4. The pose tracking method according to claim 2 or 3, further comprising, after obtaining the 6 degree-of-freedom pose of the tracked object:

and carrying out re-matching on the pixels of which the re-projection errors in the matching pairs exceed a preset deviation threshold according to the 6-degree-of-freedom posture of the tracked object.

5. A pose tracking apparatus, comprising:

an image acquisition unit configured to acquire an image of a tracking object on which a marker that blinks at a specific frequency is provided;

a pixel acquisition unit configured to acquire a pixel of which luminance varies from the acquired image; and

a pose calculation unit configured to calculate a 6-degree-of-freedom pose of the tracking object based on the acquired pixels,

wherein the attitude calculation unit is configured to:

acquiring inertial measurement unit data of the tracked object, and estimating a 3-degree-of-freedom attitude of the tracked object based on the acquired inertial measurement unit data, wherein the 3-degree-of-freedom attitude is an attitude rotating around three coordinate axes of x, y and z under a body coordinate system of the tracked object;

6. The pose tracking apparatus of claim 5, wherein the pose calculation unit is further configured to:

7. The pose tracking apparatus of claim 6, wherein the pose calculation unit is further configured to:

carrying out minimum reprojection error operation on the pose with 6 degrees of freedom obtained by calculation;

8. The pose tracking apparatus of claim 6 or 7, further comprising:

a re-matching unit configured to re-match pixels, whose re-projection errors exceed a preset deviation threshold, according to the 6-degree-of-freedom posture of the tracked object after the 6-degree-of-freedom posture of the tracked object is obtained.

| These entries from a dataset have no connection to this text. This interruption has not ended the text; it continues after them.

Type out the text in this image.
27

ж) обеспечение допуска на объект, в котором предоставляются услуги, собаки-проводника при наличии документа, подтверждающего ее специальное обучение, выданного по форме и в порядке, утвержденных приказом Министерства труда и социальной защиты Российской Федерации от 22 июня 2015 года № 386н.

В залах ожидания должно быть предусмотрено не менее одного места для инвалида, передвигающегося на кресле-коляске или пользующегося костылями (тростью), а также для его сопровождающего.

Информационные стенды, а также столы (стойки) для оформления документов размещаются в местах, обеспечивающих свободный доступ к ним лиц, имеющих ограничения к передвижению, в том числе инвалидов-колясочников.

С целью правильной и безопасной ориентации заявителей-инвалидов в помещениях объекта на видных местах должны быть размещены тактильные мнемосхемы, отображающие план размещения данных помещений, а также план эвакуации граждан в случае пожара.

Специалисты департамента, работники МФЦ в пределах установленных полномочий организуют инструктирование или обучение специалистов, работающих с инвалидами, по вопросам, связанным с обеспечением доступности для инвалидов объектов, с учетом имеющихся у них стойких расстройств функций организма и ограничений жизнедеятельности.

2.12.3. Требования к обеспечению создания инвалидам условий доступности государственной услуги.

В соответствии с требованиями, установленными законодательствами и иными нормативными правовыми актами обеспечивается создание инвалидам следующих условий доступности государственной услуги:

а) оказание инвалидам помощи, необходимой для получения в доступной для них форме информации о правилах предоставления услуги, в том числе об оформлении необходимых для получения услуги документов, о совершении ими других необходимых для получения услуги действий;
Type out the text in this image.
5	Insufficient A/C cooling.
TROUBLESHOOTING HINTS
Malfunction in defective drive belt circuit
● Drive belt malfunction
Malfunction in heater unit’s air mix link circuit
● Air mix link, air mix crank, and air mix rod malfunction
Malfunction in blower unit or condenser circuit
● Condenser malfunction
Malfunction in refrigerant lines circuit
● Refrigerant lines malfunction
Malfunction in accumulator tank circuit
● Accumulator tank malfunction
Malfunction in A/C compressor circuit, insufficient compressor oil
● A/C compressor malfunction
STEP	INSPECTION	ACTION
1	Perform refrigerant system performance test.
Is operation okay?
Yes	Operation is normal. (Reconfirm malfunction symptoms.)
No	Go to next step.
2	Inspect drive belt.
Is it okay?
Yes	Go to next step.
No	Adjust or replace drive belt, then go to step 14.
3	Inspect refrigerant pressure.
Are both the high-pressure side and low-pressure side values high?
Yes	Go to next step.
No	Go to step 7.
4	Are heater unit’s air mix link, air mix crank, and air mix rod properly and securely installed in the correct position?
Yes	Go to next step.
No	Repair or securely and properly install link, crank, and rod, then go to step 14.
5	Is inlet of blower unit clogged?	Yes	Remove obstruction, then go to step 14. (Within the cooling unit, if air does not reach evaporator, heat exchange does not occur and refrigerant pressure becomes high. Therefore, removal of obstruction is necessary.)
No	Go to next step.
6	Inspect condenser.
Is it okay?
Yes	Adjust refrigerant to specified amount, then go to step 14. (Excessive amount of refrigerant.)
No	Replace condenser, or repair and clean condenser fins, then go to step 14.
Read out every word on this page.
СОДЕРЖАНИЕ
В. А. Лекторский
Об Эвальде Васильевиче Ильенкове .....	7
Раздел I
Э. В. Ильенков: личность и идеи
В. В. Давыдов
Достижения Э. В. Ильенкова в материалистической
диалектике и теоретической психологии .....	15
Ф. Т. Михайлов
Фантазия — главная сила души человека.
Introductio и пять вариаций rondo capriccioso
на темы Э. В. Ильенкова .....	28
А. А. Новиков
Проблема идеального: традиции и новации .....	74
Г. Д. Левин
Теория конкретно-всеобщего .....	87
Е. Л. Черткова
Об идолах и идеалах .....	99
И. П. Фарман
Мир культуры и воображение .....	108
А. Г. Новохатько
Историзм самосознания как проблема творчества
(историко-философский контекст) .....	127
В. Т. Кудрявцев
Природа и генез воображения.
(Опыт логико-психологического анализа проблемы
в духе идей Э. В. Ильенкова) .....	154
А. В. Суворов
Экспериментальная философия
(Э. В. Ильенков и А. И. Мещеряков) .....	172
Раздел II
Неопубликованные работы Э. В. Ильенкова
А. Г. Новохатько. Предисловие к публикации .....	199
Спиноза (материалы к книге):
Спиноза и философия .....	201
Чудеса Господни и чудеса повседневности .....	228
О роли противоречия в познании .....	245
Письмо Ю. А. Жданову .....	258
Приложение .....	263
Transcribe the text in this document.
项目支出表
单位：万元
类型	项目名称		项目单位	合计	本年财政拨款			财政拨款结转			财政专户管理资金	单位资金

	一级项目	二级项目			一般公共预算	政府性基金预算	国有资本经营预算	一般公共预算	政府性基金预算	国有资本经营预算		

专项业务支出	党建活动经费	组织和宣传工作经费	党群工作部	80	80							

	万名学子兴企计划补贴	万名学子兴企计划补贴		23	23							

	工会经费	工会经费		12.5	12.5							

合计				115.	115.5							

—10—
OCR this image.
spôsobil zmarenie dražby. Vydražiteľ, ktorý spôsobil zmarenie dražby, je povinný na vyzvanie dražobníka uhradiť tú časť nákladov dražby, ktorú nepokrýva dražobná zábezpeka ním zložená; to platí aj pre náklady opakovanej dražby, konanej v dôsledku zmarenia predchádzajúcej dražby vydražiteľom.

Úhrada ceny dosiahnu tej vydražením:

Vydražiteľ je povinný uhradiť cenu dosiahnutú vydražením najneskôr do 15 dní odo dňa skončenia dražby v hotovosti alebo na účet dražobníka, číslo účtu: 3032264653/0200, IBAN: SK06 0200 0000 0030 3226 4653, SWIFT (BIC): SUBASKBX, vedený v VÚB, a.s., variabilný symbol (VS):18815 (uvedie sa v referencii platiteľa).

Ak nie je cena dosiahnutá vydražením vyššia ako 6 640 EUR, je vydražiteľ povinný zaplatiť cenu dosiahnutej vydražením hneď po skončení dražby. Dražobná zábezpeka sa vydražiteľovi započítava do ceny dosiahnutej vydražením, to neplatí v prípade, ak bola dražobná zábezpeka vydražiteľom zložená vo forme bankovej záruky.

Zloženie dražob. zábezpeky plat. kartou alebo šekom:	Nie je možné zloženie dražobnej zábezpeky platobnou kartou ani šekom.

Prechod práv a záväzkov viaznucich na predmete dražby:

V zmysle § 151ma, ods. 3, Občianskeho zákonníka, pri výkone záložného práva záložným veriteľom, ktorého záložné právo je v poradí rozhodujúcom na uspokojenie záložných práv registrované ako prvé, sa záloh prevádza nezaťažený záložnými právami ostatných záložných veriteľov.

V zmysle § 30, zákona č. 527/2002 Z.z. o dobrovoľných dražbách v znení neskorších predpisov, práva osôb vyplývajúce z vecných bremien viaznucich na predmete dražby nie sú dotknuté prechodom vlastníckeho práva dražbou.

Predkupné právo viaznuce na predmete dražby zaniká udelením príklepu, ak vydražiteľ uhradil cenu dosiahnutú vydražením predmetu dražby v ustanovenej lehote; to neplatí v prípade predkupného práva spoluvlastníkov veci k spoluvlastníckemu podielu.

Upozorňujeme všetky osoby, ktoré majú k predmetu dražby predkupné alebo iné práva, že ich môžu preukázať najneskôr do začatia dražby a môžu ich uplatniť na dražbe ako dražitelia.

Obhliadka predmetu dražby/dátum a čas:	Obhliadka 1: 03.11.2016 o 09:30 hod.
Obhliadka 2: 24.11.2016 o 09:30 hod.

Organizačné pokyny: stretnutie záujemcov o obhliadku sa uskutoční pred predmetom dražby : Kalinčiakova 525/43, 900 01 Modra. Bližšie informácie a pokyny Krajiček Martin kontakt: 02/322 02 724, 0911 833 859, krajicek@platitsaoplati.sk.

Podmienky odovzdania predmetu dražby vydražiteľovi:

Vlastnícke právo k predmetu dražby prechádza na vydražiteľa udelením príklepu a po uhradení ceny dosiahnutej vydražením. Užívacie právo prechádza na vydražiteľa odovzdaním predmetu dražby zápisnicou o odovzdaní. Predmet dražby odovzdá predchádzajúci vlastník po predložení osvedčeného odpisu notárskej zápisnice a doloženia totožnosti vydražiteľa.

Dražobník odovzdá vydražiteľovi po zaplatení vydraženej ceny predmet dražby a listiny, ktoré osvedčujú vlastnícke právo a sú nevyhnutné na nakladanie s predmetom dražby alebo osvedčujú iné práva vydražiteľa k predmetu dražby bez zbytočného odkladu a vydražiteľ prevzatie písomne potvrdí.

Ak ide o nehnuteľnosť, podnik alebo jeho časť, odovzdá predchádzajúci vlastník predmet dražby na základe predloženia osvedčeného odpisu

9. An electronic device, comprising:

a camera for acquiring an image of a tracking object on which a marker blinking at a specific frequency is provided, and acquiring pixels of which luminance varies from the acquired image, and

a processor for acquiring inertial measurement unit data of the tracked object, and estimating a 3-degree-of-freedom attitude of the tracked object based on the acquired inertial measurement unit data, wherein the 3-degree-of-freedom attitude is an attitude rotating around three coordinate axes of x, y, and z in a body coordinate system of the tracked object; based on the 3-degree-of-freedom posture and the obtained pixels, solving a corresponding relation between a 2D point set and a 3D point set of the marker to obtain a matching pair of the 2D point set and the 3D point set of the marker, wherein the 2D point set comprises pixel coordinates of the marker, and the 3D point set comprises coordinates of the marker in a body coordinate system of the tracked object; and calculating the 6-degree-of-freedom posture of the tracked object based on the matching pair, wherein the 6-degree-of-freedom posture is a posture in the directions of three coordinate axes of x, y and z and a posture rotating around three rectangular coordinate axes of x, y and z under the body coordinate system of the tracked object.

10. A computer-readable storage medium storing a computer program, wherein the computer program, when executed by a processor, implements the pose tracking method of any one of claims 1 to 4.

11. A computing device, comprising:

a processor;

a memory storing a computer program that, when executed by the processor, implements the pose tracking method of any one of claims 1 to 4.